Breaking the Silence

December 7, 2016
By

(This article was first published on Jon Calder's R Blog, and kindly contributed to R-bloggers)

Reflections on new beginnings… –

In April of 2016, I made a new friend. His name is
Lorenz and he is from Switzerland. We met
one evening when I arrived to pick him up for a small church group meeting, and
he ambled up to the driver side door only to be reminded – by my presence in the
drivers seat – that South Africa is not part of the two thirds of the world’s
population that drive on the right hand side of the road. Anyway, I believe it
was while chatting on our way home later that evening that he first mentioned R
and that immediately took our budding friendship to the next level 🙂

Lorenz Walthert - the legend himself!

He had made his way over here to South Africa to undergo a 3 month internship,
partnering with the
Community Organisation Resource Centre (CORC)
and Shack / Slum Dwellers International (SDI)
to collect and analyse data on informal settlements in the Cape Flats. During
the course of his stay in Cape Town, we squeezed in occassional chats about
#rstats in addition to the odd email back and forth. We also ventured out to
the local R User Group meetup on one occassion
to hear from the legendary Dirk Eddelbuettel.

Mutually encouraged by our passion for R and statistics, our friendship
blossomed quickly and we exchanged thoughts on various topics, but never really
progressed beyond just talking about things, and the time soon came when Lorenz
was due to move on to Kenya to continue with another internship there. So we
said our goodbyes with the hope of being able to reconnect (somewhere) one day,
and that was that.

And then one day towards the end of August, completely out of the blue, Lorenz
shared this meme with me via e-mail:

Austin Powers Meme

Ironically, at that point in time my 3 year old GitHub account was effectively
lying dormant, with a history of 1, 9, and 4 contributions in 2013, 2014 and
2015 respectively, and a majestic 0 contributions for 2016. Anyway, we quickly
struck up a conversation over email to catch up, and before long, he directed my
attention towards a Github repo he had created, which amongst other things
outlined some early ideas for an R package.

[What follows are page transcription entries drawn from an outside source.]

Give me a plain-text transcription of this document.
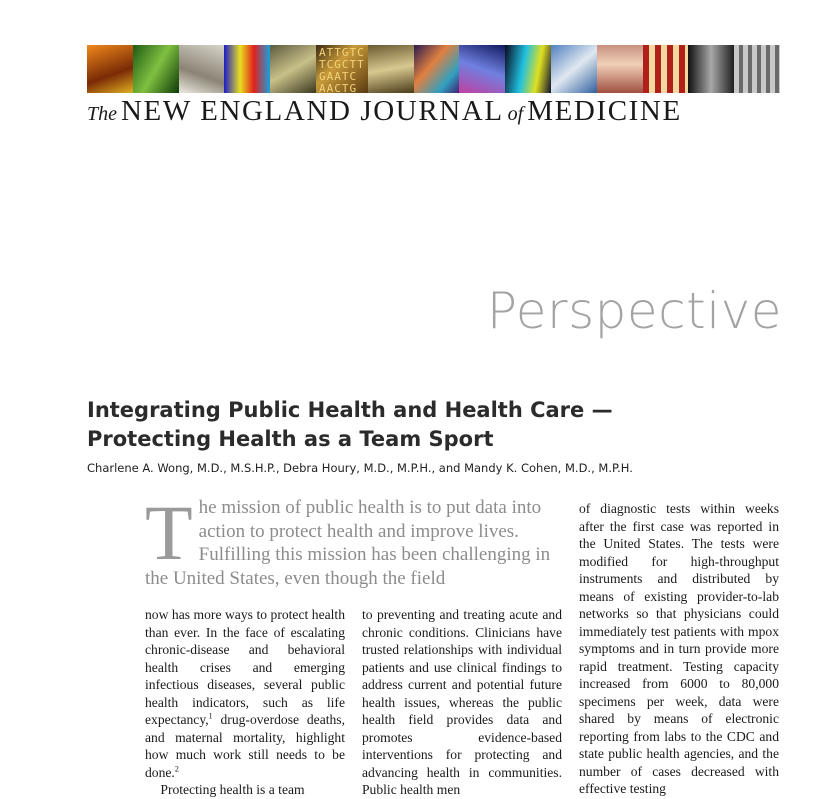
ATTGTC
TCGCTT
GAATC
AACTG
The NEW ENGLAND JOURNAL of MEDICINE
Perspective
Integrating Public Health and Health Care —
Protecting Health as a Team Sport
Charlene A. Wong, M.D., M.S.H.P., Debra Houry, M.D., M.P.H., and Mandy K. Cohen, M.D., M.P.H.
T he mission of public health is to put data into action to protect health and improve lives. Fulfilling this mission has been challenging in the United States, even though the field
now has more ways to protect health than ever. In the face of escalating chronic-disease and behavioral health crises and emerging infectious diseases, several public health indicators, such as life expectancy,$^1$ drug-overdose deaths, and maternal mortality, highlight how much work still needs to be done.$^2$
Protecting health is a team
to preventing and treating acute and chronic conditions. Clinicians have trusted relationships with individual patients and use clinical findings to address current and potential future health issues, whereas the public health field provides data and promotes evidence-based interventions for protecting and advancing health in communities. Public health men
of diagnostic tests within weeks after the first case was reported in the United States. The tests were modified for high-throughput instruments and distributed by means of existing provider-to-lab networks so that physicians could immediately test patients with mpox symptoms and in turn provide more rapid treatment. Testing capacity increased from 6000 to 80,000 specimens per week, data were shared by means of electronic reporting from labs to the CDC and state public health agencies, and the number of cases decreased with effective testing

He invited me to collaborate, and
somehow just 3 days later I found myself active on Github.

My 2016 Github contributions

Over the 3 month period since then, I have notched up 275 Github contributions,
ranging from early progress on collaborative projects with Lorenz, to a few
personal projects, branching out to a number of issues and pull requests on R
packages and books from other authors, and ultimately to this blog itself. It
has been really rewarding to start getting a little more active in the R
community and of course to learn and grow in doing so. I was first introduced to
R at university in 2005 – so in hindsight it really shouldn’t have taken me so
long to get to this stage. Clearly Lorenz was the catalyst I needed to get me
going, so I am really grateful to him for that.

So when did Lorenz start using R? Almost 2 years ago now, he tells me. Take a bow son!